Tak kto jest, gdy komuś miłość własna tak oczy przesłania, że każe mu wierzyć, że dobrze zna język obcy, którego w rzeczywistości dobrze nie zna. Paradę LGBT w Katowicach otworzył burmistrz "miasta partnerskiego" Katowic, niemieckiej Kolonii - Andreas Wolter.
https://www.salon24.pl/newsroom/983381,marsz-rownosci-w-katowicach-zamiast-wladz-miasta-burmistrz-kolonii-mowil-o-autokratach
Przemawiał po angielsku, mówiąc między innymi, że uczestnicy marszu pokazują „swoją różnorodność wobec tych, którzy marzą o heterogenicznym społeczeństwie”.
Tyz piknie.
Tylko ponieważ Wolter na angielskim nie uważał, to nie wiedział, że społeczeństwo heterogeniczne to takie społeczeństwo które zawiera w sobie i toleruje różnice, w tym seksualne.

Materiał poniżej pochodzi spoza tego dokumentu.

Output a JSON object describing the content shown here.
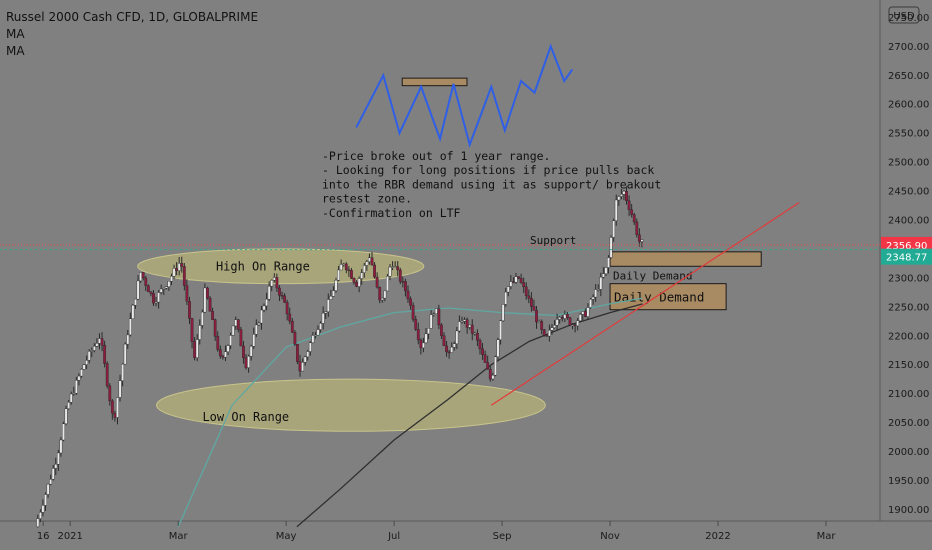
{
  "header": {
    "title": "Russel 2000 Cash CFD, 1D, GLOBALPRIME",
    "indicators": [
      "MA",
      "MA"
    ]
  },
  "currency_badge": "USD",
  "chart_data": {
    "type": "candlestick",
    "symbol": "Russel 2000 Cash CFD",
    "timeframe": "1D",
    "ylim": [
      1880,
      2780
    ],
    "y_ticks": [
      1900,
      1950,
      2000,
      2050,
      2100,
      2150,
      2200,
      2250,
      2300,
      2350,
      2400,
      2450,
      2500,
      2550,
      2600,
      2650,
      2700,
      2750
    ],
    "x_ticks": [
      {
        "label": "16",
        "month": -0.5
      },
      {
        "label": "2021",
        "month": 0
      },
      {
        "label": "Mar",
        "month": 2
      },
      {
        "label": "May",
        "month": 4
      },
      {
        "label": "Jul",
        "month": 6
      },
      {
        "label": "Sep",
        "month": 8
      },
      {
        "label": "Nov",
        "month": 10
      },
      {
        "label": "2022",
        "month": 12
      },
      {
        "label": "Mar",
        "month": 14
      }
    ],
    "xlim_months": [
      -1.3,
      15.0
    ],
    "price_path": [
      [
        -0.6,
        1870
      ],
      [
        -0.2,
        1990
      ],
      [
        0.0,
        2080
      ],
      [
        0.3,
        2150
      ],
      [
        0.6,
        2200
      ],
      [
        0.85,
        2050
      ],
      [
        1.1,
        2200
      ],
      [
        1.35,
        2310
      ],
      [
        1.6,
        2260
      ],
      [
        1.9,
        2300
      ],
      [
        2.1,
        2330
      ],
      [
        2.35,
        2160
      ],
      [
        2.55,
        2280
      ],
      [
        2.85,
        2150
      ],
      [
        3.1,
        2230
      ],
      [
        3.3,
        2150
      ],
      [
        3.55,
        2230
      ],
      [
        3.8,
        2300
      ],
      [
        4.05,
        2250
      ],
      [
        4.3,
        2140
      ],
      [
        4.55,
        2200
      ],
      [
        4.85,
        2260
      ],
      [
        5.1,
        2330
      ],
      [
        5.35,
        2290
      ],
      [
        5.6,
        2340
      ],
      [
        5.8,
        2250
      ],
      [
        6.0,
        2330
      ],
      [
        6.3,
        2270
      ],
      [
        6.55,
        2180
      ],
      [
        6.8,
        2250
      ],
      [
        7.05,
        2160
      ],
      [
        7.3,
        2230
      ],
      [
        7.55,
        2200
      ],
      [
        7.85,
        2120
      ],
      [
        8.1,
        2280
      ],
      [
        8.35,
        2300
      ],
      [
        8.6,
        2250
      ],
      [
        8.85,
        2190
      ],
      [
        9.1,
        2240
      ],
      [
        9.35,
        2220
      ],
      [
        9.6,
        2240
      ],
      [
        9.85,
        2290
      ],
      [
        10.0,
        2320
      ],
      [
        10.15,
        2430
      ],
      [
        10.3,
        2450
      ],
      [
        10.45,
        2410
      ],
      [
        10.6,
        2360
      ]
    ],
    "series": [
      {
        "name": "MA",
        "color": "#5fa8a2",
        "points": [
          [
            2.0,
            1870
          ],
          [
            3.0,
            2080
          ],
          [
            4.0,
            2180
          ],
          [
            5.0,
            2215
          ],
          [
            6.0,
            2240
          ],
          [
            7.0,
            2248
          ],
          [
            8.0,
            2240
          ],
          [
            9.0,
            2235
          ],
          [
            10.0,
            2255
          ],
          [
            10.6,
            2265
          ]
        ]
      },
      {
        "name": "MA",
        "color": "#2f2f2f",
        "points": [
          [
            4.2,
            1870
          ],
          [
            5.0,
            1935
          ],
          [
            6.0,
            2020
          ],
          [
            7.0,
            2090
          ],
          [
            7.8,
            2150
          ],
          [
            8.5,
            2190
          ],
          [
            9.3,
            2220
          ],
          [
            10.0,
            2240
          ],
          [
            10.6,
            2255
          ]
        ]
      }
    ],
    "current_price": "2356.90",
    "ma_value": "2348.77",
    "price_label_colors": {
      "current": "#f23645",
      "ma": "#22ab94"
    },
    "zones": [
      {
        "label": "High On Range",
        "kind": "ellipse",
        "center_month": 3.9,
        "center_price": 2320,
        "half_months": 2.65,
        "half_price": 30
      },
      {
        "label": "Low On Range",
        "kind": "ellipse",
        "center_month": 5.2,
        "center_price": 2080,
        "half_months": 3.6,
        "half_price": 45
      }
    ],
    "demand_boxes": [
      {
        "label": "Daily Demand",
        "month_start": 10.0,
        "month_end": 12.8,
        "top": 2345,
        "bottom": 2320,
        "label_size": "small"
      },
      {
        "label": "Daily Demand",
        "month_start": 10.0,
        "month_end": 12.15,
        "top": 2290,
        "bottom": 2245,
        "label_size": "large"
      }
    ],
    "projection_box": {
      "month_start": 6.15,
      "month_end": 7.35,
      "top": 2645,
      "bottom": 2632
    },
    "support_label": "Support",
    "trendline": {
      "start": [
        7.8,
        2080
      ],
      "end": [
        13.5,
        2430
      ],
      "color": "#e23b3b"
    },
    "projection_path": [
      [
        5.3,
        2560
      ],
      [
        5.8,
        2650
      ],
      [
        6.1,
        2550
      ],
      [
        6.5,
        2630
      ],
      [
        6.85,
        2540
      ],
      [
        7.1,
        2635
      ],
      [
        7.4,
        2530
      ],
      [
        7.8,
        2630
      ],
      [
        8.05,
        2555
      ],
      [
        8.35,
        2640
      ],
      [
        8.6,
        2620
      ],
      [
        8.9,
        2700
      ],
      [
        9.15,
        2640
      ],
      [
        9.3,
        2660
      ]
    ],
    "projection_segments": [
      {
        "from": [
          5.3,
          2560
        ],
        "to": [
          8.35,
          2640
        ],
        "color": "#2e5ce8"
      },
      {
        "from": [
          8.35,
          2640
        ],
        "to": [
          9.3,
          2660
        ],
        "color": "#4d7ff0"
      }
    ],
    "annotation_lines": [
      "-Price broke out of 1 year range.",
      "- Looking for long positions if price pulls back",
      "into the RBR demand using it as support/ breakout",
      "restest zone.",
      "-Confirmation on LTF"
    ]
  }
}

Heterogenous znaczy "różnorodny, niejednorodny", a nie heteroseksualny albo heteronormatywny, jak się to przyjezdnemu wydawało. Bo wicie, rozumicie, tu hetero i tam hetero.
Heterogeniczne są Stany Zjednoczone, Kanada, Australia. W wysokim stopniu także Polska, dopóki ktoś nie próbuje jej obywatelom upychać ideologii LGBT na siłę.

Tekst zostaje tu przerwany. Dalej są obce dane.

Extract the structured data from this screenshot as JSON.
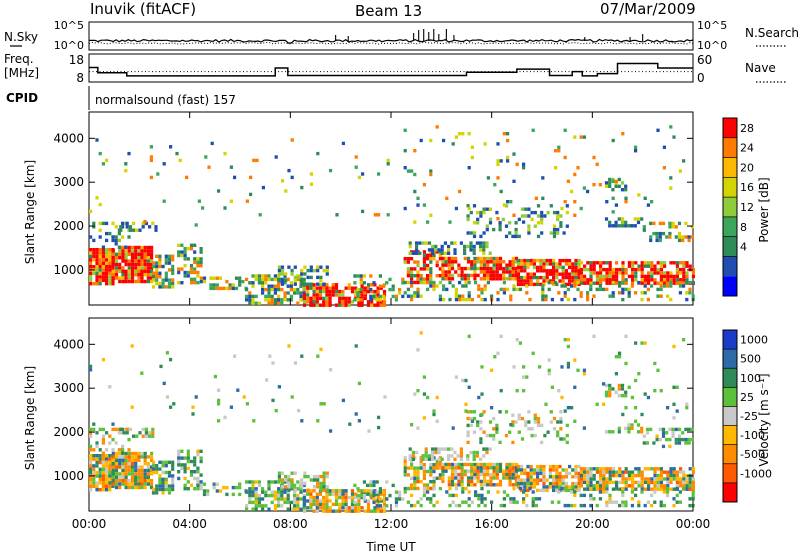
{
  "header": {
    "station": "Inuvik (fitACF)",
    "beam": "Beam 13",
    "date": "07/Mar/2009"
  },
  "chart_data": [
    {
      "type": "line",
      "panel": "noise",
      "left_label": "N.Sky",
      "right_label": "N.Search",
      "left_ticks": [
        "10^5",
        "10^0"
      ],
      "right_ticks": [
        "10^5",
        "10^0"
      ],
      "series": [
        {
          "name": "N.Sky",
          "style": "solid"
        },
        {
          "name": "N.Search",
          "style": "dotted"
        }
      ],
      "x_range_hours": [
        0,
        24
      ]
    },
    {
      "type": "line",
      "panel": "frequency",
      "left_label_top": "Freq.",
      "left_label_bottom": "[MHz]",
      "right_label": "Nave",
      "left_ticks": [
        "18",
        "8"
      ],
      "right_ticks": [
        "60",
        "0"
      ],
      "ylim_left": [
        8,
        18
      ],
      "ylim_right": [
        0,
        60
      ],
      "freq_steps": [
        {
          "t0": 0.0,
          "t1": 0.35,
          "v": 13.2
        },
        {
          "t0": 0.35,
          "t1": 1.5,
          "v": 11.3
        },
        {
          "t0": 1.5,
          "t1": 7.4,
          "v": 10.2
        },
        {
          "t0": 7.4,
          "t1": 7.9,
          "v": 13.0
        },
        {
          "t0": 7.9,
          "t1": 15.0,
          "v": 10.3
        },
        {
          "t0": 15.0,
          "t1": 17.0,
          "v": 11.5
        },
        {
          "t0": 17.0,
          "t1": 18.3,
          "v": 12.6
        },
        {
          "t0": 18.3,
          "t1": 19.2,
          "v": 10.3
        },
        {
          "t0": 19.2,
          "t1": 19.6,
          "v": 11.7
        },
        {
          "t0": 19.6,
          "t1": 20.2,
          "v": 10.2
        },
        {
          "t0": 20.2,
          "t1": 21.0,
          "v": 11.0
        },
        {
          "t0": 21.0,
          "t1": 22.6,
          "v": 14.6
        },
        {
          "t0": 22.6,
          "t1": 24.0,
          "v": 13.0
        }
      ],
      "nave_level": 11.7
    },
    {
      "type": "heatmap",
      "panel": "power",
      "cpid_label": "CPID",
      "cpid_text": "normalsound (fast) 157",
      "ylabel": "Slant Range [km]",
      "y_ticks": [
        1000,
        2000,
        3000,
        4000
      ],
      "ylim": [
        200,
        4600
      ],
      "colorbar_label": "Power [dB]",
      "colorbar_ticks": [
        "28",
        "24",
        "20",
        "16",
        "12",
        "8",
        "4"
      ],
      "colorbar_colors": [
        "#ff0000",
        "#ff7a00",
        "#ffb800",
        "#d4d400",
        "#8fcc3a",
        "#3aa65c",
        "#2e8b57",
        "#1e4fb0",
        "#0000ff"
      ]
    },
    {
      "type": "heatmap",
      "panel": "velocity",
      "ylabel": "Slant Range [km]",
      "xlabel": "Time UT",
      "y_ticks": [
        1000,
        2000,
        3000,
        4000
      ],
      "ylim": [
        200,
        4600
      ],
      "x_ticks": [
        "00:00",
        "04:00",
        "08:00",
        "12:00",
        "16:00",
        "20:00",
        "00:00"
      ],
      "x_tick_hours": [
        0,
        4,
        8,
        12,
        16,
        20,
        24
      ],
      "colorbar_label": "Velocity [m s⁻¹]",
      "colorbar_ticks": [
        "1000",
        "500",
        "100",
        "25",
        "-25",
        "-100",
        "-500",
        "-1000"
      ],
      "colorbar_colors": [
        "#1a3cc8",
        "#2e6aa8",
        "#2e8b57",
        "#5cc03a",
        "#c8c8c8",
        "#ffb800",
        "#ff8c00",
        "#ff5a00",
        "#ff0000"
      ]
    }
  ]
}
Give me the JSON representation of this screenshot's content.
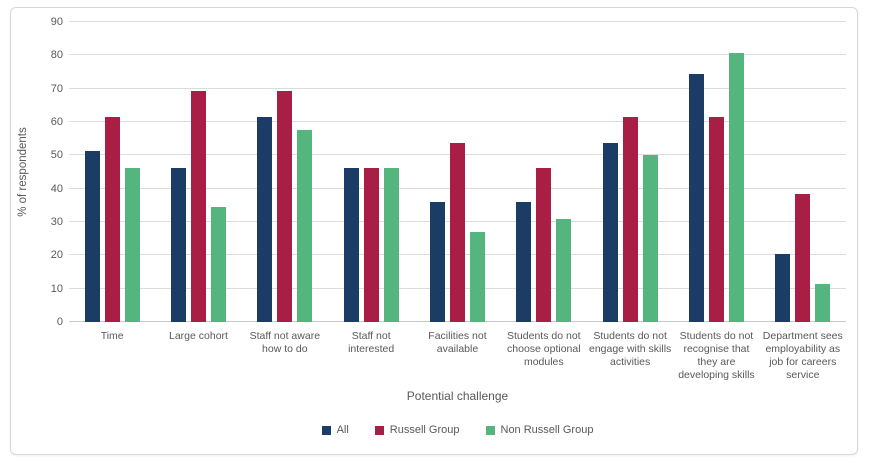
{
  "chart_data": {
    "type": "bar",
    "title": "",
    "xlabel": "Potential challenge",
    "ylabel": "% of respondents",
    "ylim": [
      0,
      90
    ],
    "yticks": [
      0,
      10,
      20,
      30,
      40,
      50,
      60,
      70,
      80,
      90
    ],
    "grid": true,
    "legend_position": "bottom",
    "categories": [
      "Time",
      "Large cohort",
      "Staff not aware how to do",
      "Staff not interested",
      "Facilities not available",
      "Students do not choose optional modules",
      "Students do not engage with skills activities",
      "Students do not recognise that they are developing skills",
      "Department sees employability as job for careers service"
    ],
    "series": [
      {
        "name": "All",
        "color": "#1B3C64",
        "values": [
          51.3,
          46.2,
          61.5,
          46.2,
          35.9,
          35.9,
          53.8,
          74.4,
          20.5
        ]
      },
      {
        "name": "Russell Group",
        "color": "#A91E45",
        "values": [
          61.5,
          69.2,
          69.2,
          46.2,
          53.8,
          46.2,
          61.5,
          61.5,
          38.5
        ]
      },
      {
        "name": "Non Russell Group",
        "color": "#55B57F",
        "values": [
          46.2,
          34.6,
          57.7,
          46.2,
          26.9,
          30.8,
          50.0,
          80.8,
          11.5
        ]
      }
    ]
  },
  "colors": {
    "axis_text": "#595959",
    "gridline": "#dcdcdc",
    "frame_border": "#d8d8d8",
    "background": "#ffffff"
  }
}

Społeczeństwo, które LGBT wyklucza i toleruje tylko jeden zestaw standardów społecznych, w tym preferencji seksualnych, to społeczeństwo jednorodne, homogeniczne (homogenous).
Homogeniczna jest Arabia Saudyjska, Iran.

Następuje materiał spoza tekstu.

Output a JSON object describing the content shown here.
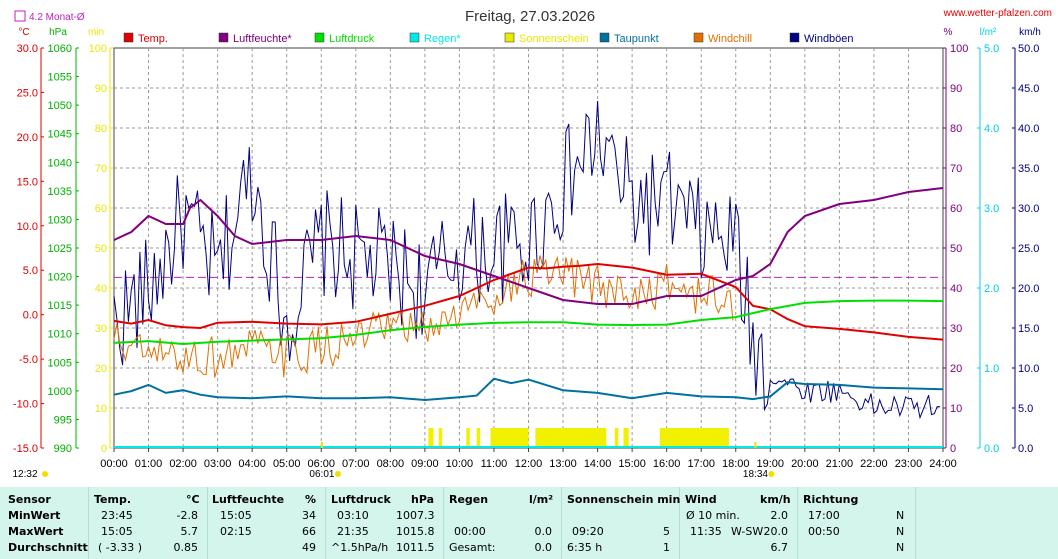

A zatem, niech się Wolter zdecyduje – czy krwawy kaczyzm chce zaprowadzić w Polsce społeczeństwo heterogeniczne, czy homogeniczne. A na przyszłość, każdemu radzę – jeśli chce przemawiać w języku dla niego obcym, niech da najpierw tekst do przeczytania komuś, kto ten język zna.
PS. A poza tym, żadne LGBT tylko LGBTIQAA (Lesbian, Gay, Bisexual, Transexual, Intersex, Queer, Asexual and Allies). Jako osoba A, czyli aseksualna (z powodu wieku), mam zamiar skarżyć do Strasbourga i Hagi każdego, kto używa skrótu LGBT zamiast poprawnego akronimu LGBTIQAA, ponieważ mój głęboki ból, spowodowany takim wykluczeniem, tylko pierdylion euro może ukoić.